Bonanno and Genovese mobsters and L.I. cop busted for racketeering charges in lucrative gambling ring

A Genovese crime family soldier known as “Joe Fish” was hooked in a mafia gambling ring takedown, along with a police detective and several other mobsters, the feds said Tuesday.

Family soldier Joseph Marcario was charged with four Genovese colleagues and three members of the Bonanno family for running the betting business from inside legitimate Queens and Long Island businesses across the last decade, the Brooklyn U.S. Attorney’s office announced.

Detective Hector Rosario, 49, of Mineola, L.I., was also charged with taking cash from the Bonannos in return for arranging raids against competing illegal betting parlors — including one based in a rival Genovese-run shoe repair outlet, court papers showed.

“The defendants tried to hide their criminal activities from behind the cover of a coffee bar, a soccer club and a shoe repair store, but our office and our law enforcement partners exposed their illegal operations,” said U.S. Attorney Breon Peace in announcing the arrests.

“Even more disturbing is the shameful conduct of a detective who betrayed his oath of office ... when he allegedly aligned himself with criminals,” Peace said.

Court documents indicated the two organized crime families, in an unusual arrangement, collaborated on collecting some $10,000 in weekly bets at the “Gran Caffe” coffee shop in Lynbrook, L.I.

Genovese acting capo Carmelo “Carmine” Polito was additionally charged with operating an illegal online betting operation where deadbeat gamblers faced a beatdown or worse.

“Tell him I’m going to put him under the f-----g bridge,” Polito told an associate to warn one debtor in 2019, the court papers charged.

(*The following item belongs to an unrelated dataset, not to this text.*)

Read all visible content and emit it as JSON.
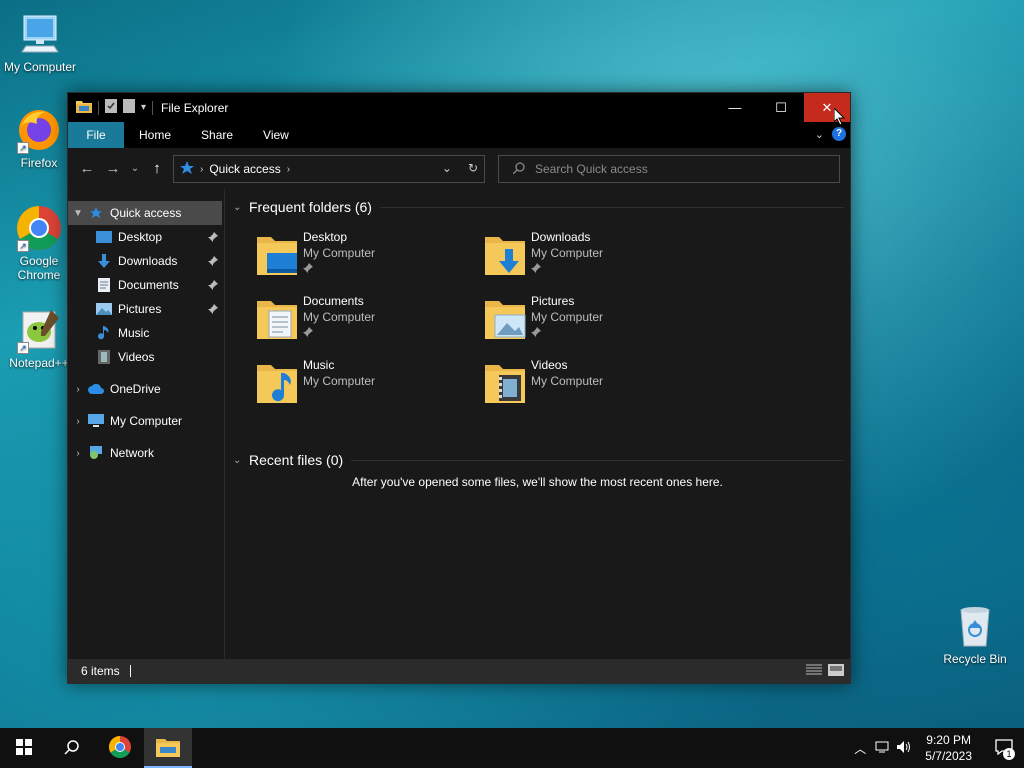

According to authorities, Genovese defendant Joseph ”Joe Box” Rutigliano, 63, of Commack, L.I., was the only one of the suspects to avoid arrest in the Tuesday sweep and he remained on the lam.

Rutigliano was identified as the bag man for the family’s illicit earnings, collecting the money with co-defendant Salvatore ”Sal the Shoemaker” Rubino, 58, and delivering the cash to higher-ranking members.

Bonanno defendant Vito Pipitone, 40, was arrested in Wellington, Fla., while his older brother “Little Anthony” Pipitone, 49, of Deer Park, L.I., was busted locally in the operation where the cash was laundered through secret money transfers, authorities said.

Defendant Agostino Gabriele, 35, of Queens, picked up the cash for the Bonanno higher-ups, authorities charged.

Rosario, under questioning by the FBI, provided false information in denying any connection to the Bonanno family, the court papers charged.

In addition to the shared cafe operation, the two families family ran their own gambling dens, mostly in local social clubs.

Evidence assembled by prosecutors included court-ordered wiretaps, testimony from cooperating witnesses and physical evidence, authorities said.,

“This case is further proof that organized crime is alive and well,” said Nassau County District Attorney Anne Donnelly. “These violent criminal organizations operated secret underground gambling parlors in local commercial establishments ... assisted by a sworn member of law enforcement.”

Last April, a Florida-based Genovese family captain and five associates were busted on racketeering charges for running a decade-old illegal gambling operation where losing bettors faced extortion or threats of violence.